Parece trágico el destino de una película que se hizo famosa solo por haber ofendido a Kim Jong-un, el titiritero del sistema político de Corea del Norte. Jong-un es un gordito que, me parece, debería haber salido contento después de ver la película. Después de todo lo ponen como a un hombre muy inteligente, cosa que yo personalmente no creo. Tal vez a causa de su falta de inteligencia es que se ofendió.

La historia debería saberse: un periodista de espectáculos (digamos que Gustavo Adolfo Infante) consigue una entrevista con el hombre que tiene en jaque a Estados Unidos y al mundo con la amenaza de una guerra nuclear. Nuestro “periodista” en cuestión se va a Corea del Norte con la encomienda de matarlo pero ¡sorpresa!: él comienza a amar al líder con la misma vehemencia que todos sus súbditos. La conclusión es de prever. Nuestro periodista es tonto y el líder inteligente. Que la vea el respetable y que juzgue. Lo único cierto es que en Corea del Norte no gustó y si el “líder supremo” fue capaz de matar a su ex novia por haber enseñado mucho muslo imaginemos lo que puede hacer con los guionistas y directores de una película que se burla de él.

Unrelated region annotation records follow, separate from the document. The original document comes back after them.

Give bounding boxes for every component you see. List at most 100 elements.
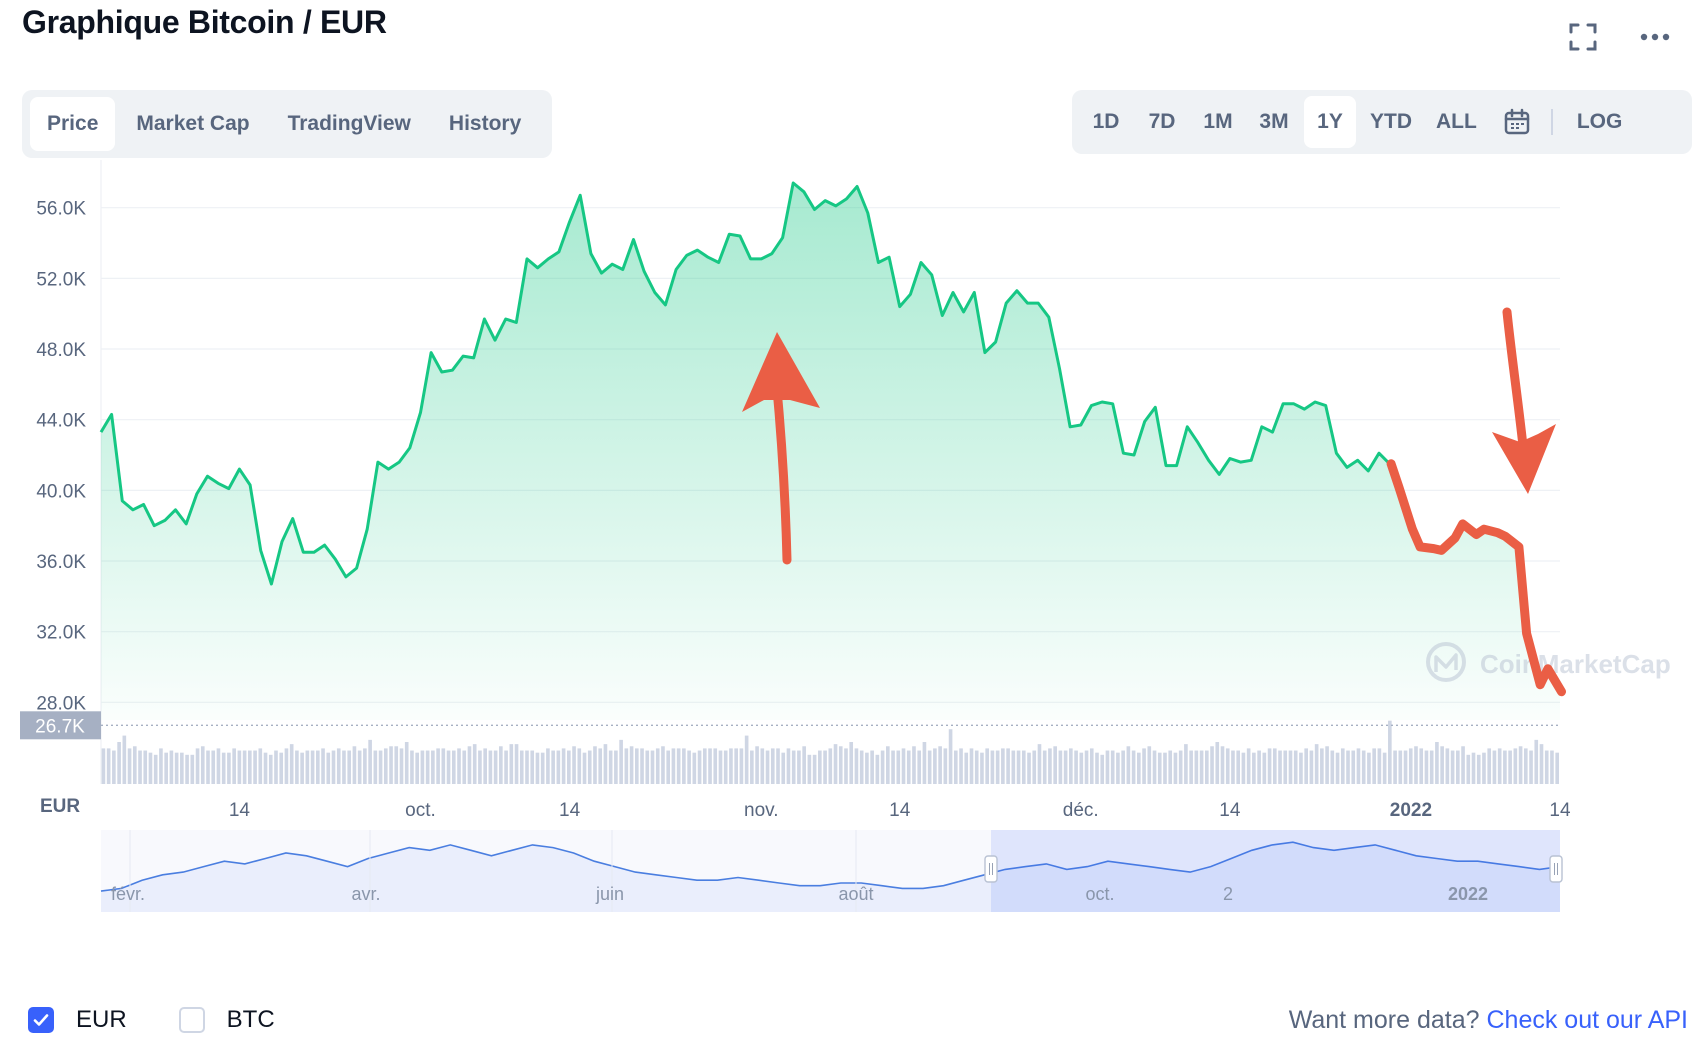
volume-bar — [504, 750, 508, 784]
volume-bar — [1194, 750, 1199, 784]
volume-bar — [342, 750, 346, 784]
calendar-icon[interactable] — [1491, 96, 1543, 148]
volume-bar — [901, 748, 906, 784]
navigator-area — [101, 842, 1560, 912]
volume-bar — [1403, 750, 1408, 784]
volume-bar — [1497, 748, 1502, 784]
volume-bar — [1048, 748, 1052, 784]
volume-bar — [1011, 750, 1016, 784]
range-ytd[interactable]: YTD — [1370, 110, 1412, 133]
volume-bar — [671, 748, 676, 784]
volume-bar — [221, 752, 226, 784]
volume-bar — [1278, 750, 1282, 784]
volume-bar — [1257, 750, 1261, 784]
volume-bar — [1288, 750, 1293, 784]
range-1d[interactable]: 1D — [1092, 110, 1120, 133]
fullscreen-icon[interactable] — [1566, 20, 1600, 54]
volume-bar — [1466, 754, 1471, 784]
tab-tradingview[interactable]: TradingView — [287, 112, 411, 135]
volume-bar — [519, 750, 524, 784]
volume-bar — [556, 750, 561, 784]
volume-bar — [849, 742, 854, 784]
tab-history[interactable]: History — [448, 112, 522, 135]
volume-bar — [1393, 750, 1397, 784]
volume-bar — [1163, 752, 1167, 784]
volume-bar — [1215, 742, 1220, 784]
volume-bar — [807, 754, 812, 784]
volume-bar — [948, 729, 953, 784]
volume-bar — [284, 748, 289, 784]
navigator-handle[interactable] — [984, 855, 998, 883]
volume-bar — [718, 750, 723, 784]
volume-bar — [1408, 748, 1413, 784]
volume-bar — [1283, 750, 1288, 784]
api-link[interactable]: Check out our API — [1486, 1006, 1688, 1034]
volume-bar — [755, 746, 759, 784]
volume-bar — [415, 752, 419, 784]
navigator-label: oct. — [1085, 884, 1114, 904]
volume-bar — [1398, 750, 1403, 784]
volume-bar — [1021, 750, 1026, 784]
volume-bar — [1382, 752, 1387, 784]
volume-bar — [478, 750, 482, 784]
legend-label-eur: EUR — [76, 1006, 127, 1033]
legend-checkbox-eur[interactable] — [28, 1007, 54, 1033]
range-1y[interactable]: 1Y — [1304, 96, 1356, 148]
volume-bar — [1361, 750, 1366, 784]
volume-bar — [472, 744, 477, 784]
x-tick-label: 14 — [889, 800, 911, 821]
log-scale-toggle[interactable]: LOG — [1576, 110, 1623, 133]
volume-bar — [1523, 748, 1528, 784]
y-tick-label: 48.0K — [36, 340, 86, 361]
volume-bar — [289, 744, 294, 784]
tab-price[interactable]: Price — [30, 97, 116, 151]
volume-bar — [1340, 748, 1345, 784]
volume-bar — [237, 750, 242, 784]
volume-bar — [117, 742, 121, 784]
volume-bar — [295, 750, 299, 784]
volume-bar — [1314, 744, 1319, 784]
volume-bar — [603, 744, 608, 784]
y-tick-label: 52.0K — [36, 269, 86, 290]
volume-bar — [739, 748, 744, 784]
volume-bar — [132, 746, 137, 784]
volume-bar — [750, 750, 754, 784]
range-1m[interactable]: 1M — [1203, 110, 1233, 133]
y-tick-label: 32.0K — [36, 623, 86, 644]
volume-bar — [619, 739, 623, 784]
volume-bar — [279, 752, 284, 784]
tab-market-cap[interactable]: Market Cap — [136, 112, 250, 135]
volume-bar — [980, 752, 984, 784]
volume-bar — [540, 752, 545, 784]
volume-bar — [263, 752, 268, 784]
volume-bar — [1225, 748, 1230, 784]
range-all[interactable]: ALL — [1436, 110, 1477, 133]
volume-bar — [1320, 748, 1324, 784]
volume-bar — [708, 748, 712, 784]
volume-bar — [431, 750, 435, 784]
volume-bar — [1210, 746, 1214, 784]
volume-bar — [1429, 750, 1434, 784]
volume-bar — [153, 754, 158, 784]
volume-bar — [404, 742, 409, 784]
price-chart[interactable]: 28.0K 32.0K 36.0K 40.0K 44.0K 48.0K 52.0K 56.0K… — [0, 160, 1702, 1000]
more-icon[interactable] — [1638, 20, 1672, 54]
volume-bar — [1299, 752, 1303, 784]
volume-bar — [1267, 748, 1272, 784]
navigator-label: juin — [595, 884, 624, 904]
navigator-handle[interactable] — [1549, 855, 1563, 883]
volume-bar — [394, 746, 399, 784]
navigator-label: 2022 — [1448, 884, 1488, 904]
volume-bar — [1414, 746, 1418, 784]
volume-bar — [943, 748, 948, 784]
legend-checkbox-btc[interactable] — [178, 1007, 205, 1033]
navigator-label: févr. — [111, 884, 145, 904]
range-3m[interactable]: 3M — [1259, 110, 1289, 133]
volume-bar — [587, 750, 592, 784]
volume-bar — [593, 746, 597, 784]
range-7d[interactable]: 7D — [1148, 110, 1176, 133]
volume-bar — [1539, 744, 1544, 784]
volume-bar — [1440, 746, 1444, 784]
volume-bar — [1236, 750, 1241, 784]
volume-bar — [1388, 720, 1392, 784]
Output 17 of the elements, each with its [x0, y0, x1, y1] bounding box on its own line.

Antes de seguir adelante, debo confesar una cosa. Yo no creo que Corea tenga los magníficos hackers que presumen. A decir verdad sospecho que lo de los ataques cibernéticos lo inventó la distribuidora azuzada por los publicistas de La Entrevista. Solo así esta comedia tenía que ser vista por todo el mundo. Es un filme entretenido sí, pero prescindible.

Lo que se supo a través de los medios fue esto: que el líder supremo de Corea del Norte hizo un berrinche que le infló los cachetes aún más. Juró por todo lo que juran los comunistas que los malvados capitalistas estadunidenses no se saldrían con la suya, y que boicotearía a la distribuidora dado el caso de que se atrevieran a estrenar la película. La estrenaron. En internet incluso, donde fue el primer gran éxito comercial documentado. Ahora está aquí en México y uno puede ir y reírse de este hombre tan cachetón y macabro.

El producto está lejos de ser una porquería. Incluso si uno lleva buena fe, se puede reír dos o tres veces, pero La Entrevista no merecería ni siquiera un comentario a pie de página si no fuese porque se hizo famosa gracias a sus valores extra fílmicos. Hay que decir, como sea, que el cine también está hecho de otras cosas que trascienden al cine. El cine es glamour, ideología y, como vemos en La Entrevista, política internacional, una política hecha de propaganda: la de Estados Unidos contra un país que se dice comunista y que gobierna con singular alegría un niñato que a menudo explota con arranques de muy mal humor.  D

Una loca entrevista (The Interview). Dirección: Evan Goldberg y Seth Rogen. Guión: Dan Sterling y S. Rogen. Música: Henry Jackman. Fotografía: Brandon Trost. Con James Franco, Seth Rogen, Lizzy Caplan y Randall Park. Estados Unidos, 2014.